Approximately 20 years ago, the West Virginia Division of Natural Resources and the State Department of Agriculture were able to work out long-term leases for two additional Wildlife Management Areas in Randolph County.

The Becky Creek WMA is located about nine miles south of Huttonsville. Access to these 1,930 acres is on county Route 43 (Becky Creek Road) from U.S. 219. Several stream crossings can block access to this area in high water. In this area, there is an abundance of bear, deer and turkey.

Trapping opportunities are available for bobcat, fox and raccoon. Camping is also permitted in a designated area. The fall turkey harvest for the past five years is one in 2006. The deer harvest according to the 2007 Big Game Bulletin for the past five years is four in 2003 and two in 2007. The bow season harvest has been two in 2003 and two in 2005. Last year, three anterless deer were taken during the special youth hunt. The terrain is steep and mountainous with mostly hardwood forest.

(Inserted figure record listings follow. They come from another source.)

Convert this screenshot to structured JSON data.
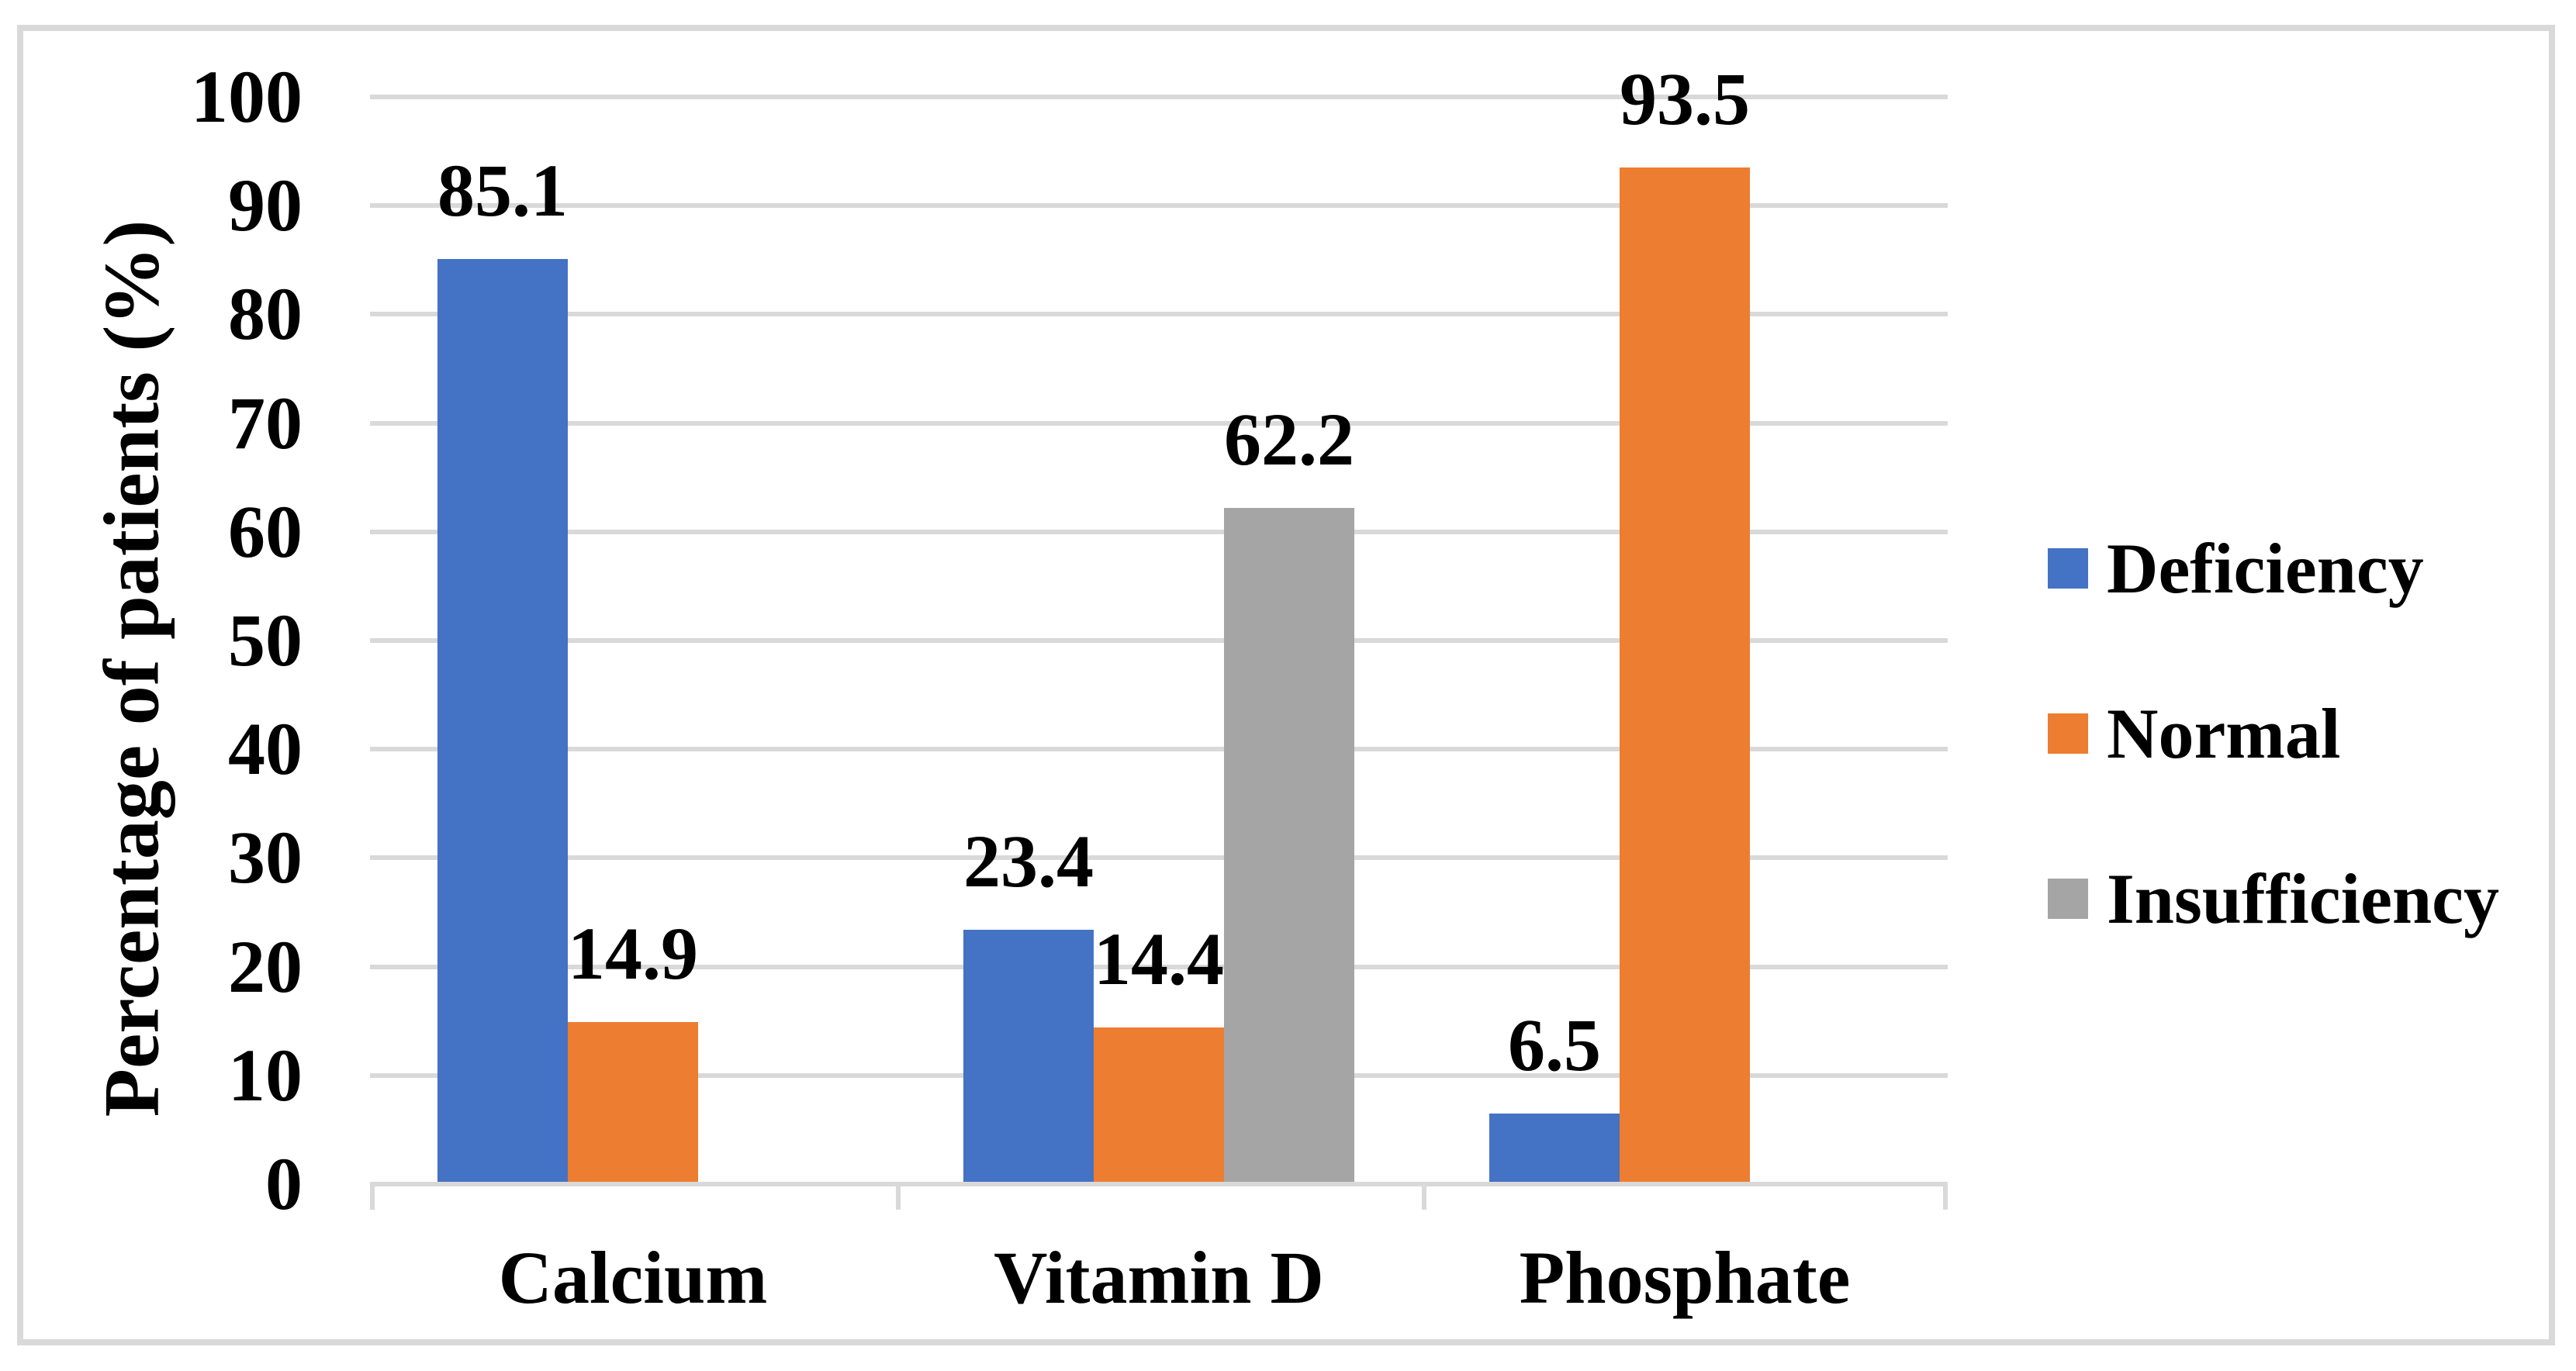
{
  "chart_data": {
    "type": "bar",
    "title": "",
    "xlabel": "",
    "ylabel": "Percentage of patients (%)",
    "ylim": [
      0,
      100
    ],
    "yticks": [
      0,
      10,
      20,
      30,
      40,
      50,
      60,
      70,
      80,
      90,
      100
    ],
    "grid": true,
    "legend_position": "right",
    "data_labels_shown": true,
    "categories": [
      "Calcium",
      "Vitamin D",
      "Phosphate"
    ],
    "series": [
      {
        "name": "Deficiency",
        "color": "#4472C4",
        "values": [
          85.1,
          23.4,
          6.5
        ]
      },
      {
        "name": "Normal",
        "color": "#ED7D31",
        "values": [
          14.9,
          14.4,
          93.5
        ]
      },
      {
        "name": "Insufficiency",
        "color": "#A5A5A5",
        "values": [
          null,
          62.2,
          null
        ]
      }
    ]
  },
  "colors": {
    "gridline": "#D9D9D9",
    "axis_line": "#D9D9D9",
    "frame_border": "#D9D9D9",
    "background": "#FFFFFF",
    "text": "#000000"
  }
}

The Huttonsville State Farm WMA is located just south of Huttonsville on U.S. 219 or U.S. 250. This is actively managed farmland consisting of 2,720 acres of hardwood forest close to the Monongahela National Forest. Hunting opportunities are available for a variety of small game (morning dove, ruffed grouse and squirrel) to bear, deer and turkey. Waterfowl hunting is available at the small ponds and along the Tygart Valley River. Fishing for all sorts of panfish can be productive in the Tygart Valley River. The Huttonsville Correctional Center is located within this WMA boundary. Safety zones are established and are strictly enforced by security from the prison area.

According to the 2007 Big Game Bulletin, no turkeys (spring or fall) have been taken on the public hunting area in the last five years. Last year, five antlered deer were taken along with two during the bow season and two during the youth hunt. It is obvious these two public hunting areas are not even close to being overhunted.

I would like to thank West Virginia Wildlife biologist Shawn Head from the Elkins Operation Center for providing information that helped make this week's column possible.